TensortPort: The machine learning platform and its classification

Author: Carol Davis

In present scenario, when all the things are being easy then why we deal with large amount of data sets to complete a project. Machine learning concept is derived from the AI field. It is based on the pattern recognition and computational learning.

Machine learning Classification:

  • Supervised learning: It involves the pair to pair relationship between the input and output.
  • Unsupervised learning: In this case, output is dependent upon the dynamic conditions of the input.
  • Reinforcement learning: In this case, software will take actions on the environment in order to increase the output.

Distributed machine learning is the multi node platform. It contains the multiple algorithms and develops a system that helps in improving performance, accuracy and also increases the number of the input data. The concept of the big data has opened the new platforms of distributed learning. Distributed learning systems are hard to design because it requires large level of complexity.

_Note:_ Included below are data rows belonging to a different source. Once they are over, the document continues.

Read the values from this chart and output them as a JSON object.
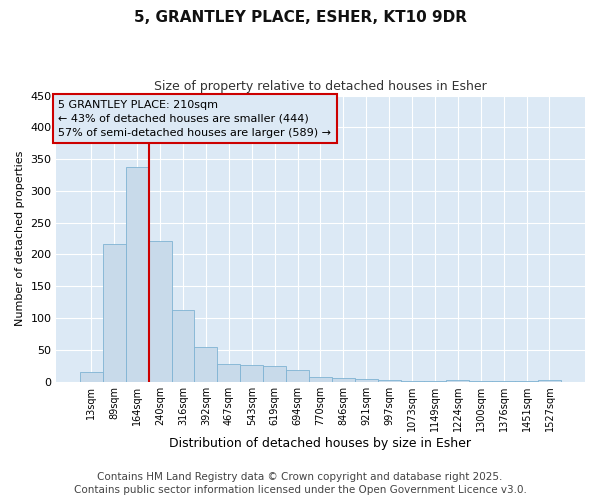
{
  "title": "5, GRANTLEY PLACE, ESHER, KT10 9DR",
  "subtitle": "Size of property relative to detached houses in Esher",
  "xlabel": "Distribution of detached houses by size in Esher",
  "ylabel": "Number of detached properties",
  "bar_color": "#c8daea",
  "bar_edge_color": "#7fb3d3",
  "plot_bg_color": "#dce9f5",
  "fig_bg_color": "#ffffff",
  "grid_color": "#ffffff",
  "categories": [
    "13sqm",
    "89sqm",
    "164sqm",
    "240sqm",
    "316sqm",
    "392sqm",
    "467sqm",
    "543sqm",
    "619sqm",
    "694sqm",
    "770sqm",
    "846sqm",
    "921sqm",
    "997sqm",
    "1073sqm",
    "1149sqm",
    "1224sqm",
    "1300sqm",
    "1376sqm",
    "1451sqm",
    "1527sqm"
  ],
  "values": [
    15,
    216,
    338,
    222,
    113,
    55,
    27,
    26,
    25,
    19,
    7,
    5,
    4,
    2,
    1,
    1,
    3,
    1,
    1,
    1,
    3
  ],
  "ylim": [
    0,
    450
  ],
  "yticks": [
    0,
    50,
    100,
    150,
    200,
    250,
    300,
    350,
    400,
    450
  ],
  "vline_color": "#cc0000",
  "annotation_text": "5 GRANTLEY PLACE: 210sqm\n← 43% of detached houses are smaller (444)\n57% of semi-detached houses are larger (589) →",
  "annotation_box_color": "#cc0000",
  "footer_text": "Contains HM Land Registry data © Crown copyright and database right 2025.\nContains public sector information licensed under the Open Government Licence v3.0.",
  "footer_fontsize": 7.5,
  "title_fontsize": 11,
  "subtitle_fontsize": 9
}
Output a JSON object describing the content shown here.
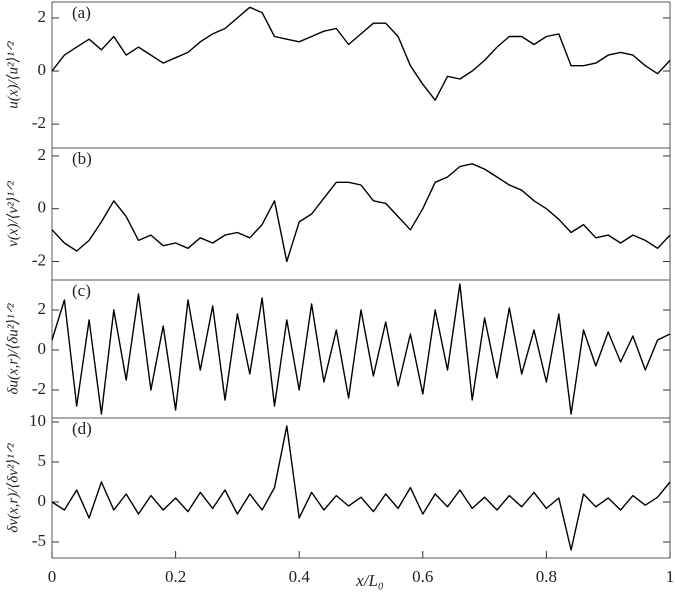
{
  "chart_data": [
    {
      "type": "line",
      "panel_label": "(a)",
      "ylabel": "u(x)/⟨u²⟩¹ᐟ²",
      "color": "#000000",
      "xlim": [
        0,
        1
      ],
      "ylim": [
        -2.9,
        2.6
      ],
      "yticks": [
        -2,
        0,
        2
      ],
      "x": [
        0,
        0.02,
        0.04,
        0.06,
        0.08,
        0.1,
        0.12,
        0.14,
        0.16,
        0.18,
        0.2,
        0.22,
        0.24,
        0.26,
        0.28,
        0.3,
        0.32,
        0.34,
        0.36,
        0.38,
        0.4,
        0.42,
        0.44,
        0.46,
        0.48,
        0.5,
        0.52,
        0.54,
        0.56,
        0.58,
        0.6,
        0.62,
        0.64,
        0.66,
        0.68,
        0.7,
        0.72,
        0.74,
        0.76,
        0.78,
        0.8,
        0.82,
        0.84,
        0.86,
        0.88,
        0.9,
        0.92,
        0.94,
        0.96,
        0.98,
        1
      ],
      "values": [
        0.0,
        0.6,
        0.9,
        1.2,
        0.8,
        1.3,
        0.6,
        0.9,
        0.6,
        0.3,
        0.5,
        0.7,
        1.1,
        1.4,
        1.6,
        2.0,
        2.4,
        2.2,
        1.3,
        1.2,
        1.1,
        1.3,
        1.5,
        1.6,
        1.0,
        1.4,
        1.8,
        1.8,
        1.3,
        0.2,
        -0.5,
        -1.1,
        -0.2,
        -0.3,
        0.0,
        0.4,
        0.9,
        1.3,
        1.3,
        1.0,
        1.3,
        1.4,
        0.2,
        0.2,
        0.3,
        0.6,
        0.7,
        0.6,
        0.2,
        -0.1,
        0.4
      ]
    },
    {
      "type": "line",
      "panel_label": "(b)",
      "ylabel": "v(x)/⟨v²⟩¹ᐟ²",
      "color": "#000000",
      "xlim": [
        0,
        1
      ],
      "ylim": [
        -2.7,
        2.3
      ],
      "yticks": [
        -2,
        0,
        2
      ],
      "x": [
        0,
        0.02,
        0.04,
        0.06,
        0.08,
        0.1,
        0.12,
        0.14,
        0.16,
        0.18,
        0.2,
        0.22,
        0.24,
        0.26,
        0.28,
        0.3,
        0.32,
        0.34,
        0.36,
        0.38,
        0.4,
        0.42,
        0.44,
        0.46,
        0.48,
        0.5,
        0.52,
        0.54,
        0.56,
        0.58,
        0.6,
        0.62,
        0.64,
        0.66,
        0.68,
        0.7,
        0.72,
        0.74,
        0.76,
        0.78,
        0.8,
        0.82,
        0.84,
        0.86,
        0.88,
        0.9,
        0.92,
        0.94,
        0.96,
        0.98,
        1
      ],
      "values": [
        -0.8,
        -1.3,
        -1.6,
        -1.2,
        -0.5,
        0.3,
        -0.3,
        -1.2,
        -1.0,
        -1.4,
        -1.3,
        -1.5,
        -1.1,
        -1.3,
        -1.0,
        -0.9,
        -1.1,
        -0.6,
        0.3,
        -2.0,
        -0.5,
        -0.2,
        0.4,
        1.0,
        1.0,
        0.9,
        0.3,
        0.2,
        -0.3,
        -0.8,
        0.0,
        1.0,
        1.2,
        1.6,
        1.7,
        1.5,
        1.2,
        0.9,
        0.7,
        0.3,
        0.0,
        -0.4,
        -0.9,
        -0.6,
        -1.1,
        -1.0,
        -1.3,
        -1.0,
        -1.2,
        -1.5,
        -1.0
      ]
    },
    {
      "type": "line",
      "panel_label": "(c)",
      "ylabel": "δu(x,r)/⟨δu²⟩¹ᐟ²",
      "color": "#000000",
      "xlim": [
        0,
        1
      ],
      "ylim": [
        -3.4,
        3.5
      ],
      "yticks": [
        -2,
        0,
        2
      ],
      "x": [
        0,
        0.02,
        0.04,
        0.06,
        0.08,
        0.1,
        0.12,
        0.14,
        0.16,
        0.18,
        0.2,
        0.22,
        0.24,
        0.26,
        0.28,
        0.3,
        0.32,
        0.34,
        0.36,
        0.38,
        0.4,
        0.42,
        0.44,
        0.46,
        0.48,
        0.5,
        0.52,
        0.54,
        0.56,
        0.58,
        0.6,
        0.62,
        0.64,
        0.66,
        0.68,
        0.7,
        0.72,
        0.74,
        0.76,
        0.78,
        0.8,
        0.82,
        0.84,
        0.86,
        0.88,
        0.9,
        0.92,
        0.94,
        0.96,
        0.98,
        1
      ],
      "values": [
        0.5,
        2.5,
        -2.8,
        1.5,
        -3.2,
        2.0,
        -1.5,
        2.8,
        -2.0,
        1.2,
        -3.0,
        2.5,
        -1.0,
        2.2,
        -2.5,
        1.8,
        -1.2,
        2.6,
        -2.8,
        1.5,
        -2.0,
        2.3,
        -1.6,
        1.0,
        -2.4,
        2.0,
        -1.3,
        1.4,
        -1.8,
        0.8,
        -2.2,
        2.0,
        -1.0,
        3.3,
        -2.5,
        1.6,
        -1.4,
        2.1,
        -1.2,
        1.0,
        -1.6,
        1.8,
        -3.2,
        1.0,
        -0.8,
        0.9,
        -0.6,
        0.7,
        -1.0,
        0.5,
        0.8
      ]
    },
    {
      "type": "line",
      "panel_label": "(d)",
      "ylabel": "δv(x,r)/⟨δv²⟩¹ᐟ²",
      "color": "#000000",
      "xlim": [
        0,
        1
      ],
      "ylim": [
        -7,
        10.5
      ],
      "yticks": [
        -5,
        0,
        5,
        10
      ],
      "xticks": [
        0,
        0.2,
        0.4,
        0.6,
        0.8,
        1
      ],
      "xlabel": "x/L₀",
      "x": [
        0,
        0.02,
        0.04,
        0.06,
        0.08,
        0.1,
        0.12,
        0.14,
        0.16,
        0.18,
        0.2,
        0.22,
        0.24,
        0.26,
        0.28,
        0.3,
        0.32,
        0.34,
        0.36,
        0.38,
        0.4,
        0.42,
        0.44,
        0.46,
        0.48,
        0.5,
        0.52,
        0.54,
        0.56,
        0.58,
        0.6,
        0.62,
        0.64,
        0.66,
        0.68,
        0.7,
        0.72,
        0.74,
        0.76,
        0.78,
        0.8,
        0.82,
        0.84,
        0.86,
        0.88,
        0.9,
        0.92,
        0.94,
        0.96,
        0.98,
        1
      ],
      "values": [
        0,
        -1,
        1.5,
        -2,
        2.5,
        -1,
        1,
        -1.5,
        0.8,
        -1,
        0.5,
        -1.2,
        1.2,
        -0.8,
        1.5,
        -1.5,
        1.0,
        -1.0,
        1.8,
        9.5,
        -2.0,
        1.2,
        -1.0,
        0.8,
        -0.5,
        0.6,
        -1.2,
        1.0,
        -0.8,
        1.8,
        -1.5,
        1.0,
        -0.6,
        1.5,
        -0.8,
        0.6,
        -1.0,
        0.8,
        -0.6,
        1.2,
        -0.8,
        0.5,
        -6.0,
        1.0,
        -0.6,
        0.5,
        -1.0,
        0.8,
        -0.4,
        0.6,
        2.5
      ]
    }
  ]
}
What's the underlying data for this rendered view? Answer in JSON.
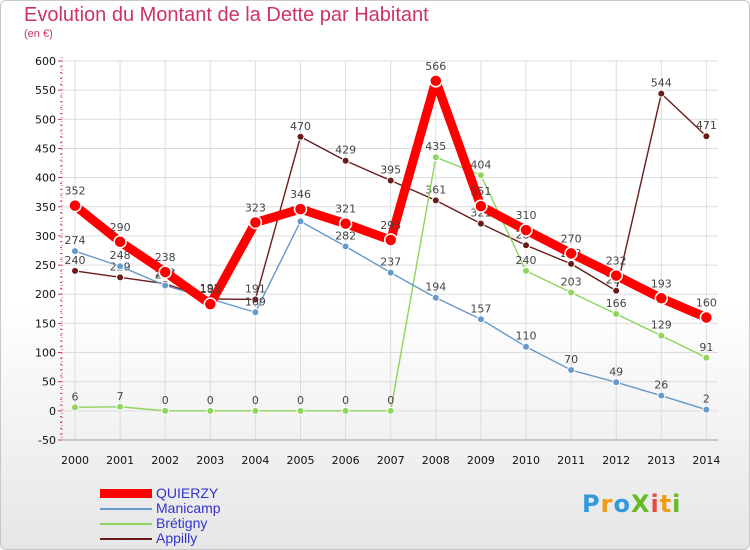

Today there are number of machine learning platforms available. But if you want most sophisticated then the TensorPort is best one can easily help you handle your TensorFlow projects without the hassle of set up of this platform. It is the distributed machine learning platform which is used to improve the performance and even make it easy to handle.

Exciting features of TensorPort:

  • TensorPort is running number of experiment at the highest level. It deals with terabytes of data. It is the platform that deals with multiple parallel computing nodes.
  • The another most important feature of the TensorPort is that there is no chance of losing the data, because it uses GIT and GIT file storage system that helps to store the large volume of data for long period of time. You can access the older uploaded files from the TensorPort as it helps in reproducibility of the data.
  • The next exciting feature is the collaborations. It helps to collaborate with the other machine level projects. It helps to invite the other machine learning teams, share projects with others and grant permissions to other machine learning teams.
  • Another feature is that it is not easy to use but it has the required level of flexibility which can handle larger projects of any space.
  • The next one is that it has different subscription level. One can choose level of support according to their convenience
  • It’s the effortless platform. It is developed and designed By AI researchers and there is no need of the extra efforts.
  • It integrates the various work flow tools like tensor board, notifications etc

TensorPort is the great machine learning platform and it is completely ideal to the needs of machine learning teams. If you really want to streamline your distributed TensorFlow projects quickly and efficiently then make sure you use TensorPort.